Simak Video Pilihan Ini:
Menjadi Tren saat Ini
Dalam postingan akun Instagram-nya, Lora Muhammad Ismail Al Kholili menjelaskan tentang hijab lilit leher. Menurutnya hijab lilit leher menjadi trending topik di media sosial, bahkan menjadi perbincangan banyak orang.
“Menurut banyak orang jilbab lilit leher bukan cara berjilbab yang diajarkan oleh agama Islam karena tidak menutupi area dada. Banyak yang menghujat sebagian Ning (Putri Kiai) karena dinilai mencontohkan cara berhijab yang tidak sesuai dengan ajaran Al-Qur’an,” ucapnya dikutip dari laman tebuirengonline, Rabu (01/05/2024).
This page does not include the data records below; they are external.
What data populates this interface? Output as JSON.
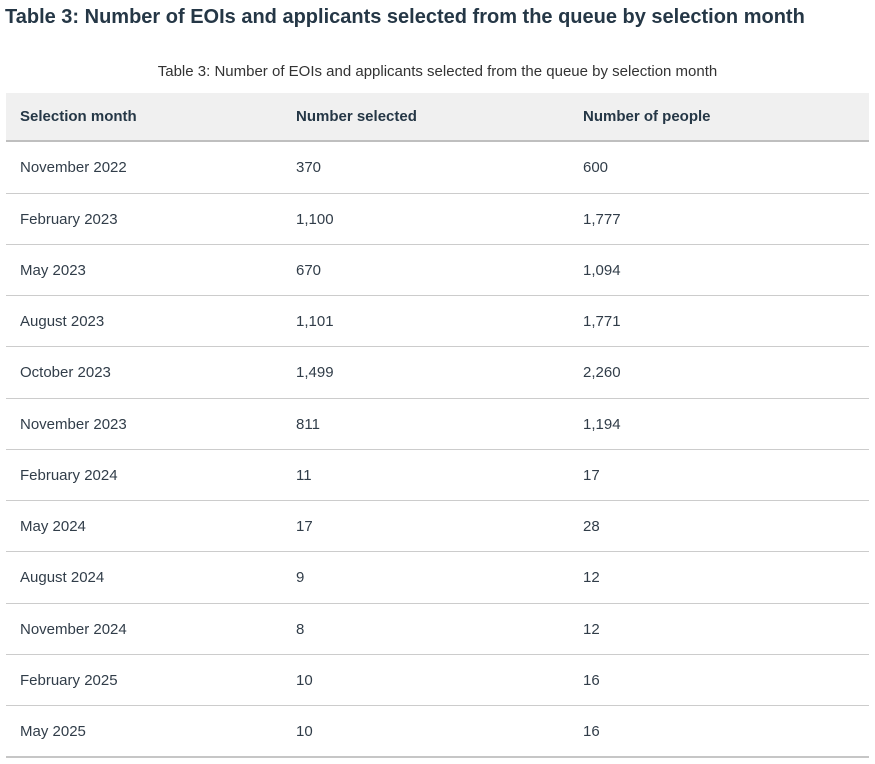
{
  "page_heading": "Table 3: Number of EOIs and applicants selected from the queue by selection month",
  "table": {
    "caption": "Table 3: Number of EOIs and applicants selected from the queue by selection month",
    "columns": [
      "Selection month",
      "Number selected",
      "Number of people"
    ],
    "rows": [
      {
        "month": "November 2022",
        "selected": "370",
        "people": "600"
      },
      {
        "month": "February 2023",
        "selected": "1,100",
        "people": "1,777"
      },
      {
        "month": "May 2023",
        "selected": "670",
        "people": "1,094"
      },
      {
        "month": "August 2023",
        "selected": "1,101",
        "people": "1,771"
      },
      {
        "month": "October 2023",
        "selected": "1,499",
        "people": "2,260"
      },
      {
        "month": "November 2023",
        "selected": "811",
        "people": "1,194"
      },
      {
        "month": "February 2024",
        "selected": "11",
        "people": "17"
      },
      {
        "month": "May 2024",
        "selected": "17",
        "people": "28"
      },
      {
        "month": "August 2024",
        "selected": "9",
        "people": "12"
      },
      {
        "month": "November 2024",
        "selected": "8",
        "people": "12"
      },
      {
        "month": "February 2025",
        "selected": "10",
        "people": "16"
      },
      {
        "month": "May 2025",
        "selected": "10",
        "people": "16"
      }
    ]
  },
  "colors": {
    "heading_text": "#253746",
    "body_text": "#313d49",
    "header_row_bg": "#f0f0f0",
    "row_divider": "#cccccc",
    "table_edge": "#bfbfbf"
  }
}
Lora Ismail menjelaskan bahwa hijab merupakan penutup aurat, dalam hal ini para ulama sepakat bahwa bagi wanita selain wajah dan telapak tangan adalah aurat yang tidak boleh ditampakkan.
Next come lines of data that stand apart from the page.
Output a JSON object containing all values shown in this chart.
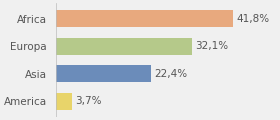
{
  "categories": [
    "Africa",
    "Europa",
    "Asia",
    "America"
  ],
  "values": [
    41.8,
    32.1,
    22.4,
    3.7
  ],
  "labels": [
    "41,8%",
    "32,1%",
    "22,4%",
    "3,7%"
  ],
  "bar_colors": [
    "#e8a97e",
    "#b5c98a",
    "#6b8cba",
    "#e8d46a"
  ],
  "background_color": "#f0f0f0",
  "xlim": [
    0,
    52
  ],
  "label_fontsize": 7.5,
  "category_fontsize": 7.5
}
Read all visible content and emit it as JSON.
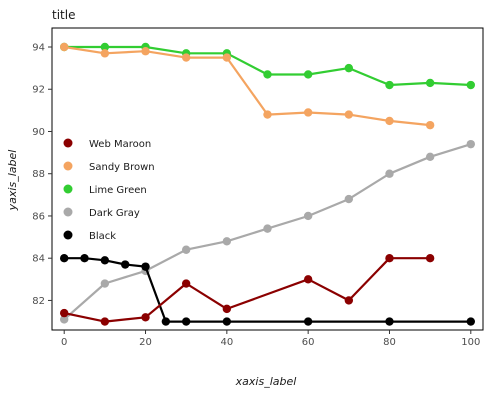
{
  "chart_data": {
    "type": "line",
    "title": "title",
    "xlabel": "xaxis_label",
    "ylabel": "yaxis_label",
    "xlim": [
      -3,
      103
    ],
    "ylim": [
      80.6,
      94.9
    ],
    "xticks": [
      0,
      20,
      40,
      60,
      80,
      100
    ],
    "yticks": [
      82,
      84,
      86,
      88,
      90,
      92,
      94
    ],
    "grid": false,
    "legend_position": "left",
    "x": [
      0,
      10,
      20,
      30,
      40,
      50,
      60,
      70,
      80,
      90,
      100
    ],
    "series": [
      {
        "name": "Web Maroon",
        "color": "#8b0000",
        "values": [
          81.4,
          81.0,
          81.2,
          82.8,
          81.6,
          83.0,
          82.0,
          84.0,
          84.0
        ],
        "x": [
          0,
          10,
          20,
          30,
          40,
          60,
          70,
          80,
          90
        ]
      },
      {
        "name": "Sandy Brown",
        "color": "#f4a460",
        "values": [
          94.0,
          93.7,
          93.8,
          93.5,
          93.5,
          90.8,
          90.9,
          90.8,
          90.5,
          90.3
        ],
        "x": [
          0,
          10,
          20,
          30,
          40,
          50,
          60,
          70,
          80,
          90
        ]
      },
      {
        "name": "Lime Green",
        "color": "#32cd32",
        "values": [
          94.0,
          94.0,
          94.0,
          93.7,
          93.7,
          92.7,
          92.7,
          93.0,
          92.2,
          92.3,
          92.2
        ]
      },
      {
        "name": "Dark Gray",
        "color": "#a9a9a9",
        "values": [
          81.1,
          82.8,
          83.4,
          84.4,
          84.8,
          85.4,
          86.0,
          86.8,
          88.0,
          88.8,
          89.4
        ]
      },
      {
        "name": "Black",
        "color": "#000000",
        "values": [
          84.0,
          84.0,
          83.9,
          83.7,
          83.6,
          81.0,
          81.0,
          81.0,
          81.0,
          81.0,
          81.0
        ],
        "x": [
          0,
          5,
          10,
          15,
          20,
          25,
          30,
          40,
          60,
          80,
          100
        ]
      }
    ]
  }
}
Sebagian ulama dan madzhab Hanafi menambahkan kaki juga termasuk bagian yang tidak boleh terlihat.
Advertisement
3 Syarat Berhijab Menurut Syaikh Ali Jum’ah
Agama Islam tidak pernah menentukan cara dan gaya khusus dalam berhijab. Ada 3 syarat berhijab menurut Syaikh Ali Jum’ah.
والحجاب المقصود هو الثوب الذي يستر عورة المرأة بشرط الا يكون قصيرا، فيظهر شيئا من عورتها، ولا يكون رقيقا فيكشف شيئا من لون جلدها، ولا يكون ضيقا، فيصف حجم عورتها تفصيلا
“Tidak pendek sehingga ada kulit auratnya yang masih terlihat, tidak tipis sehingga warna kulitnya transparan, tidak ketat sehingga bisa menunjukkan bentuk auratnya.” Terang cicit Syaikhona Kholil Bangkalan.
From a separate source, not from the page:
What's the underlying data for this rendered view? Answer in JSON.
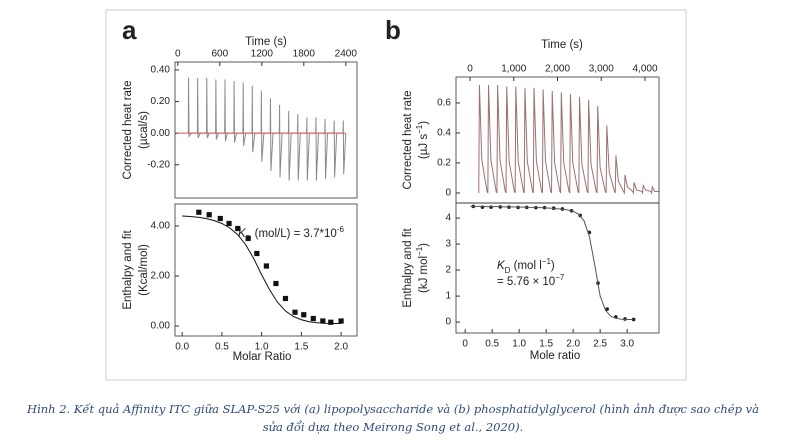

Beliau mengatakan bahwa, jika seperti itu dari mana datangnya hijab syar’i dan pengharusan hijab turun ke bawah dada bahkan ada yang mewajibkan ke area jauh ke bawah?
Pemahaman itu sudah dijelaskan dalam Al-Qur’an Surah An-Nur ayat 31 yang berbunyi:
وَلْيَضْرِبْنَ بِخُمُرِهِنَّ عَلٰى جُيُوْبِهِنَّۖ
Artinya: “Hendaklah mereka menutupkan kain kerudung ke dadanya.”
Menurut Ibnu Katsir ayat tersebut turun karena busana muslimah tidak sama dengan busana wanita jahiliyah, yang mana ketika mereka jalan di hadapan laki-laki dada mereka tidak tertutup dengan sesuatu apapun.
Mereka juga memperlihatkan leher dan daun telinga mereka. Allah kemudian menyuruh mu’minah untuk tidak mencontoh mereka dalam hal itu dengan menutupi dada dan menjulurkan hijab.
Dengan demikian, dapat disimpulkan bahwa Islam tidak menuntut gaya berhijab perempuan, namun Islam mengajarkan cara berhijab yang sesuai dengan syariat.
Menjulurkan Hijab Perintah Allah
Lora Ismail menyimpulkan bahwa, “Menjulurkan hijab adalah perintah Allah untuk mereka yang aurat bagian dadanya terlihat dan tidak tertutupi, bukan kepada mereka yang auratnya sudah tertutupi dengan pakaian sopan dan rapi.
Jadi, salah kaprah jika dengan dalil ayat itu ada yang mencurigai atau bahkan menghujat seorang muslimah yang baik dan tata beragama, yang sudah menutup rapat bagian dadanya. Hal itu tidak menafikan jika hijab yang terjulur panjang memang terlihat lebih aman, sopan dan lebih membatasi potensi fitnah karena lebih menutupi dari mata nakal para lelaki.”
“Silahkan berpakaian dengan cara yang menurutmu paling mendekati wanita agung nan mulia, seperti Sayyidah Fatimah. Akan tetapi jika dengan itu kamu mencurigai, menghujat bahkan menghakimi muslimah lain yang sudah berpakaian tertutup dan memenuhi syarat hanya karena ia tidak sesuai dengan pendapat dan selera berpakaianmu, maka hijabmu boleh islami, tapi hatimu jelas tidak syar’i sama sekali,” pungkas beliau.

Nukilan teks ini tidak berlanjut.